The biggest problem in proper investments in the legal sector is TIME. In law firms, everything is measured in time. You need a lot of time from the most senior people in the organization to properly invest in and develop your AI use cases, but everyone is too busy spending time on client work.” – Pekka Puolakka

He concluded his speech with an inspiring message that the greatest opportunity in legal tech lies within the lawyers themselves, where they should innovate and create solutions that will benefit their own practice of law!

Hybrid Legal Teams: Pioneers of Progressive Change

Align, Harmonize, & Integrate: where business, legal and technical sides come together.

Dazza Greenwood’s discussion on hybrid legal teams shed light on their essential role in driving progressive change. He illustrated how the combination of legal acumen and technological proficiency is preparing teams to tackle complex issues and drive the legal industry forward.

Hybrid work is a core design pattern for GenAI,” he stated, sparking a conversation on how AI can be integrated with human efforts to achieve this objective.

Cultivating Talent: The Legal Industry’s Lifeline

The conference also featured insightful panel discussions on talent management, with input from law students, experienced professionals, law schools from around the globe, and bar association representatives from multiple countries.

One of the reasons LegalTech adoptions is moving slower than necessary is the absence of technology-focused courses in legal education. If we continue to produce law students that never experienced the impact of technology on legal work, the pace of adoption will continue to be slow. 
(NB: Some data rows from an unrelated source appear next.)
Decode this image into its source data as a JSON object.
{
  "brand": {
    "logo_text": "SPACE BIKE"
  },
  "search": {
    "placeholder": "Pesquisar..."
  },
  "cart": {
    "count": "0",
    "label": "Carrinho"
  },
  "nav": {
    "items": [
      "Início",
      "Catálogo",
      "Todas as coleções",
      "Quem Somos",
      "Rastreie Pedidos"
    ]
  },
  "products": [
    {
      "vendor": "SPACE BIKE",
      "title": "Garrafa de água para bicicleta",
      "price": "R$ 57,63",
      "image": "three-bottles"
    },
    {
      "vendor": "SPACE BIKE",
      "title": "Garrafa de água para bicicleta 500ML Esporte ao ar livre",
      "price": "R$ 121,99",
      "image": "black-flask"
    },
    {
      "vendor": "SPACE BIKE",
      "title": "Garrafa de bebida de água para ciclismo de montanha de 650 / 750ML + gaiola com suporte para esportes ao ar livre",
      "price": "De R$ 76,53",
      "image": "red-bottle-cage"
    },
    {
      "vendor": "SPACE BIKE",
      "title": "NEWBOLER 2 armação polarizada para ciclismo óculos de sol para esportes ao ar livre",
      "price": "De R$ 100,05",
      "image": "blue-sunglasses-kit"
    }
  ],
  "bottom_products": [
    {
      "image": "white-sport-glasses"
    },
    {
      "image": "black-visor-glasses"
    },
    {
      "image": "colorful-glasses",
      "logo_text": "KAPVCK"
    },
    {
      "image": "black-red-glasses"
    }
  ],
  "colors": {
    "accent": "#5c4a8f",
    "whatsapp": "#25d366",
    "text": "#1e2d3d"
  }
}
These conversations delved into effective strategies for nurturing the legal industry’s vital resource—its talent—highlighting the significance of continuous learning and adaptability. Students with a basic knowledge about process optimization and automation, and familiarity with tools that are available today, can become agents of change the moment they enter the industry.

Legal Standards: The Universal Legal Lexicon by Damien Riehl

Damien Riehl’s session on legal standards at FutureLaw 2024 was particularly impactful. He explored the essential task of developing a universal legal lexicon to improve transparency and efficiency within the field. Riehl’s concept of legal standards allowing practitioners to converse in a shared legal data language is advantageous for multinational organizations and research groups, easing the journey through intricate legal landscapes globally.

Damien’s words: “Imagine if everyone designed their own screws or sockets — or electrical plugs. Life would be an impossible challenge, with no interoperability. With so many law firms, vendors, and clients, wouldn’t it be great if everyone aligned on a single Legal Data Standard? One that includes things like Areas of Law, Industries, Documents, legal workflows, and 17,000 other tags? And wouldn’t it be great if it were international — covering the EU, India, Latin America, and other common-law and civil-law countries?”


FutureLaw 2024 was more than just a conference; it was a beacon for the legal industry, signaling a new era marked by innovation, unity, and transformation.

It provided predictions that indicate a future where legal functions are more integrated with technology, aiming for greater efficiency and adaptability in a rapidly changing environment.

As attendees departed from the Estonian capital, they carried with them not only insights but also the inspiration to pursue the exciting journey that awaits the legal profession.